City adjusts budget to erase deficit

BY MARCELLE HANEMANN
The Daily News

The Bogalusa City Council Tuesday unanimously approved a revised 2009 operating budget that projects a positive General Fund balance, and therefore, abides by state law.

In September, auditor Richard Seal told the council that the 2009 budget was based on a 2008 budget that ended up with a $1.3 million deficit, which was $888,770 more in the negative column than projected. He also pointed out that it is against state law to have a deficit at all.

Seal recommended that the 2009 budget be amended to reflect the additional six figure deficit.

“The trick is, you’ve got to amend it and not have a deficit fund balance,” he said.

City Administrator Jerry Bailey and staff have been working on that, and the amended version was up for adoption Tuesday.

In a letter to council members included with the document, Bogalusa Mayor Mack McGehee outlines how the city found “excess revenue and other financing sources over expenditures of $1,465,770, resulting in a positive General Fund balance of $105,910.”

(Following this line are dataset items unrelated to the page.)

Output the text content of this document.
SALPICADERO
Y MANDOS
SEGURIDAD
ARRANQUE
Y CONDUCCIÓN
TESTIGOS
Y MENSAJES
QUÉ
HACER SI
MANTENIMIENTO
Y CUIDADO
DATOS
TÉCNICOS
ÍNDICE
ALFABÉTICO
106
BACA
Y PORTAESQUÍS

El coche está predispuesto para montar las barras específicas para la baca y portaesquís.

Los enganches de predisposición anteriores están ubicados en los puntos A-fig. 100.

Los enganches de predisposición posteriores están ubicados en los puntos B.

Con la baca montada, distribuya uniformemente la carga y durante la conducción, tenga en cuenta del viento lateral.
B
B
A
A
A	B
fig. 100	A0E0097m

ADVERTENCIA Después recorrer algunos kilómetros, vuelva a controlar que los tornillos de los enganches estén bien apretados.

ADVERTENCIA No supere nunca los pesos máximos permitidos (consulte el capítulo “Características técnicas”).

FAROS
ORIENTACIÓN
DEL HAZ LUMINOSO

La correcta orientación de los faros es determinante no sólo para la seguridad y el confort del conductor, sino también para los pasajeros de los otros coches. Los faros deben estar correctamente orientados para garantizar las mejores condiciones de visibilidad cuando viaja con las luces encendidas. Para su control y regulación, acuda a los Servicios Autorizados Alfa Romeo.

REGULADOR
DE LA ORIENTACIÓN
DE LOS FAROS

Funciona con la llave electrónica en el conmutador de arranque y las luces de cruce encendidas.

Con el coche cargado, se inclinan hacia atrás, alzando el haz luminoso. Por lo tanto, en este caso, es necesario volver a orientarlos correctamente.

In general, “total revenues for the 2009 Revised Budget are anticipated to increase 2.5 percent or $203,320, largely due to the obligation of FEMA reimbursements for hurricanes Katrina and Gustav, and more grant funding during 2009,” he wrote.

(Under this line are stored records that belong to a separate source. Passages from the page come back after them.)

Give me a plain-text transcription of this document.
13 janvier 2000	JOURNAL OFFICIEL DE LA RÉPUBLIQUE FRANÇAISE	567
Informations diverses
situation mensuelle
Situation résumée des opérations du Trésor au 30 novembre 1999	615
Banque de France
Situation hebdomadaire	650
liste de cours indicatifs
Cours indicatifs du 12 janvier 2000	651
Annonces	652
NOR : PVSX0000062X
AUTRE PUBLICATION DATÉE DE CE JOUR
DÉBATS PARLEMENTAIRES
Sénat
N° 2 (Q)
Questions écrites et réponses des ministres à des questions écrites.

But the $100,000 awarded in the Louisiana Construction Code Grant has been eliminated because the city is no longer performing the functions associated with that grant, said McGehee.

Under the revised budget, total expenditures decreased by 1.2 percent or $117,320, he said.

McGehee later stressed that the amended budget reflects projected finances.

The points the mayor refers to in the letter include stabilizing and cost-cutting as well as revenue enhancement measures.

He said that although health insurance costs rose to more than $250,000 in 2008, there was no increase in that expense in 2009, and that fuel prices and utility costs were significantly lower in 2009 than in 2008.

The city has “made headway” in reducing fuel costs by about $3,500 a month by parking “take-home” cars, said McGehee. And the cell phone bill has been cut in half, he said. Travel expenses were cut, for a savings of $30,000, and the summer worker program was cut for an additional savings of $30,000, said McGehee. And the cancellation of the normal November distribution will save the city close to a half a million dollars, he said.

Vacant positions in the Public Works and Finance departments are not being filled in an effort to curb the salary expense through attrition, and the city’s delinquent collections procedures have been strengthened, resulting in increased collections and better cash flow, said McGehee.

On the revenue enhancement side, the mayor wrote that a $5 increase in court fines should generate about $10,000 a year to help cover police witness fees, which have doubled in the past two years due to state legislative action, and that a planned amnesty program is expected to bring in about $50,000.

A recent sewer rate increase is projected to bring in more than $600,000 annually; a franchise fee increase should generate an additional $75,000 a year and an additional $100,000 in property tax revenues is expected since the city millages were “rolled forward,” said McGehee.

Additionally, based on a Washington Parish Sheriff’s Office audit, the sales and use taxes are projected to increase by 1 percent over the original budgeted amount, he said.

Those and other measures, changes and adjustments will hopefully enable the city to stay out of the red, said McGehee.